30-Year Treasury Key Levels This Week — Support, Resistance & Confluence Zones
30-Year Treasury key levels breakdown: support zones, resistance zones, confluence and price structure.
Current Price Structure
30-year Treasury is trading at 110.875, up 1.02% in the last 24 hours as buyers maintain control. Treasury bond futures is in a consolidating after rally reversal market state, requiring careful assessment of current conditions.
Downtrend since April 7 peak at 114.75 with lower highs and lower lows intact; current 110.875 sits below 50-day MA ~113.00 and 200-day MA ~115.50 with declining open interest at 1.73M suggesting participant deleveraging; consolidating 110-112.5 range
With trend strength at only 3/10, any directional bias is thin and easily disrupted.
Support Zone Context
Below the current level, ZB futures has structural support where demand has historically stepped in. The reliability of these zones depends on the volume profile and the number of prior interactions.
In the current TRANSITIONAL regime - VIX at 15.40 below 20 signals contained equity volatility with risk-on undertone per Sentiment data yet bonds consolidating after Iran-rally creating safe-haven paradox as Fed maintains extended hold stance with June 10 CPI and June 16-17 FOMC creating binary catalysts without clear directional dominance in interim void environment, support zones carry standard probability of reaction.
Ceilings & Supply Zones
Above current price, Treasury bond futures faces resistance zones where selling pressure has historically intensified. These levels represent previous supply zones, profit-taking areas, or structural barriers that price needs to overcome for continuation.
How firmly these zones hold depends on the confluence of volume, prior reactions, and the current market regime.
Where Disciplines Converge
For ZB futures, the levels that matter most are those confirmed by independent analytical approaches. When six different disciplines identify the same zone, the signal-to-noise ratio improves dramatically.

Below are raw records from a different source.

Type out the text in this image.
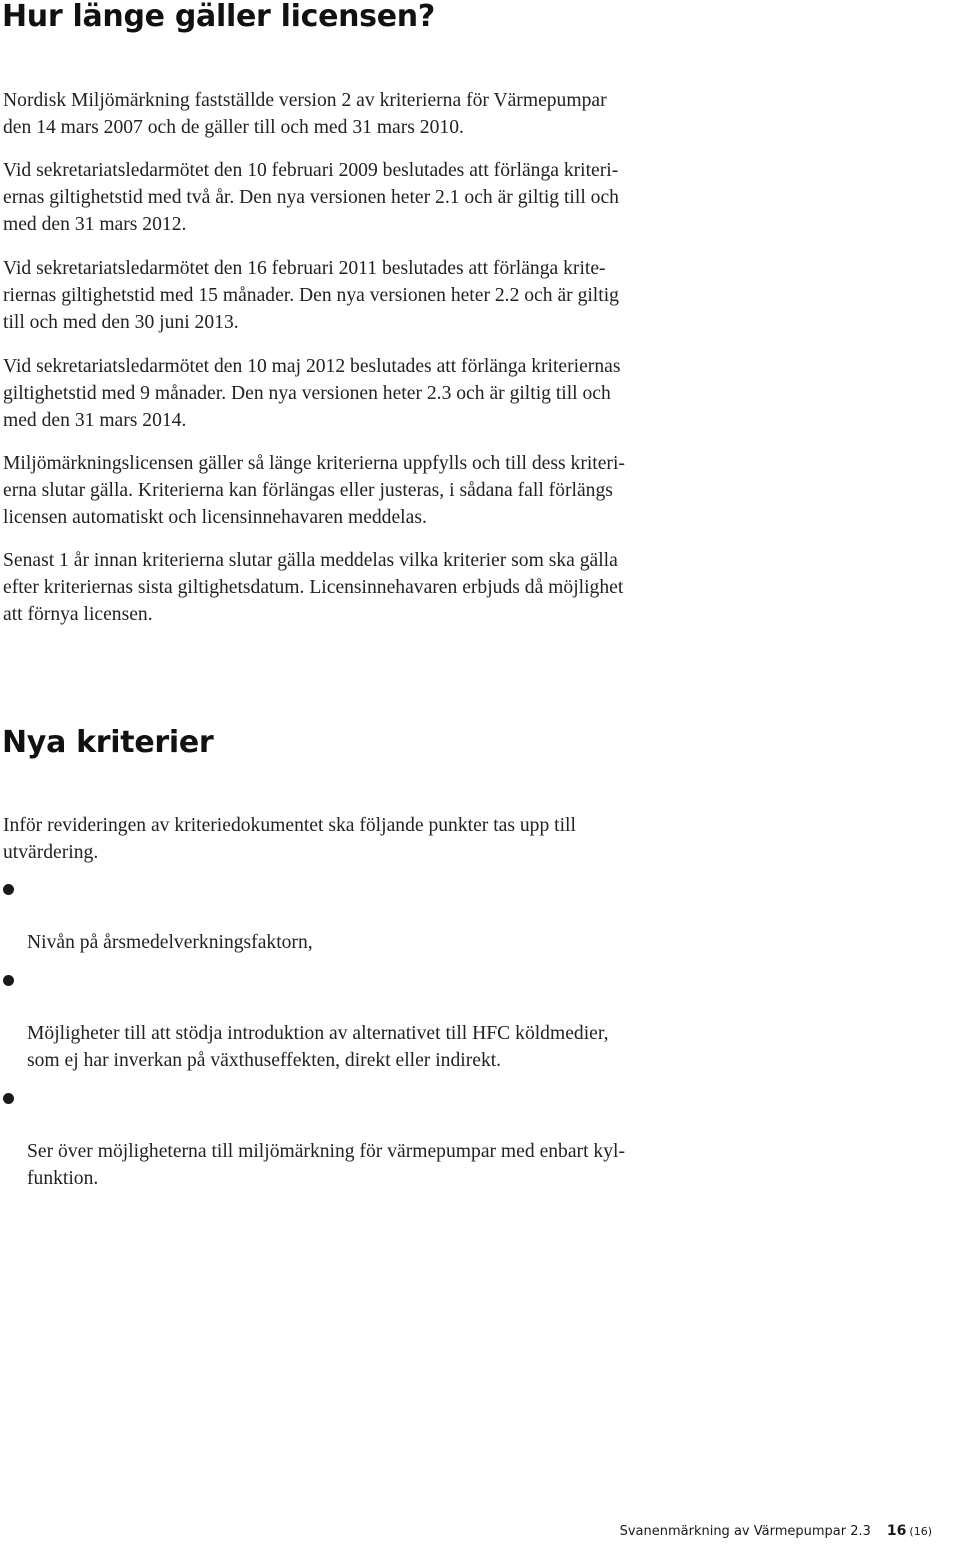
Hur länge gäller licensen?

Nordisk Miljömärkning fastställde version 2 av kriterierna för Värmepumpar
den 14 mars 2007 och de gäller till och med 31 mars 2010.

Vid sekretariatsledarmötet den 10 februari 2009 beslutades att förlänga kriteri-
ernas giltighetstid med två år. Den nya versionen heter 2.1 och är giltig till och
med den 31 mars 2012.

Vid sekretariatsledarmötet den 16 februari 2011 beslutades att förlänga krite-
riernas giltighetstid med 15 månader. Den nya versionen heter 2.2 och är giltig
till och med den 30 juni 2013.

Vid sekretariatsledarmötet den 10 maj 2012 beslutades att förlänga kriteriernas
giltighetstid med 9 månader. Den nya versionen heter 2.3 och är giltig till och
med den 31 mars 2014.

Miljömärkningslicensen gäller så länge kriterierna uppfylls och till dess kriteri-
erna slutar gälla. Kriterierna kan förlängas eller justeras, i sådana fall förlängs
licensen automatiskt och licensinnehavaren meddelas.

Senast 1 år innan kriterierna slutar gälla meddelas vilka kriterier som ska gälla
efter kriteriernas sista giltighetsdatum. Licensinnehavaren erbjuds då möjlighet
att förnya licensen.

Nya kriterier

Inför revideringen av kriteriedokumentet ska följande punkter tas upp till
utvärdering.

Nivån på årsmedelverkningsfaktorn,

Möjligheter till att stödja introduktion av alternativet till HFC köldmedier,
som ej har inverkan på växthuseffekten, direkt eller indirekt.

Ser över möjligheterna till miljömärkning för värmepumpar med enbart kyl-
funktion.

Svanenmärkning av Värmepumpar 2.3 16 (16)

Volatility compression creating moderating environment; daily ranges compressing from 1.0-1.5 handles during May breakdown toward current 0.5-0.75 handles as MOVE holds 71.16 plateau; current 110.875 price in middle of 110-112.5 consolidation with June 10 CPI and June 16-17 FOMC creating binary catalysts for breakout
How Macro Agent Desk Identifies Key Levels
Macro Agent Desk identifies key levels through a six-agent process. Each analytical discipline contributes independently — technical for structure, institutional for smart money interest, options for hedging activity, fundamentals for fair value context, sentiment for crowd positioning, and economics for catalyst timing.
What this means in practice: every key level in the full weekly report has been stress-tested across multiple independent analytical frameworks before it reaches the page.
Our paid reports include specific support and resistance levels identified by six specialist agents — technical structure, institutional positioning, options flow, fundamentals, sentiment, and economic analysis. Not just lines on a chart, but zones validated by multi-discipline confluence.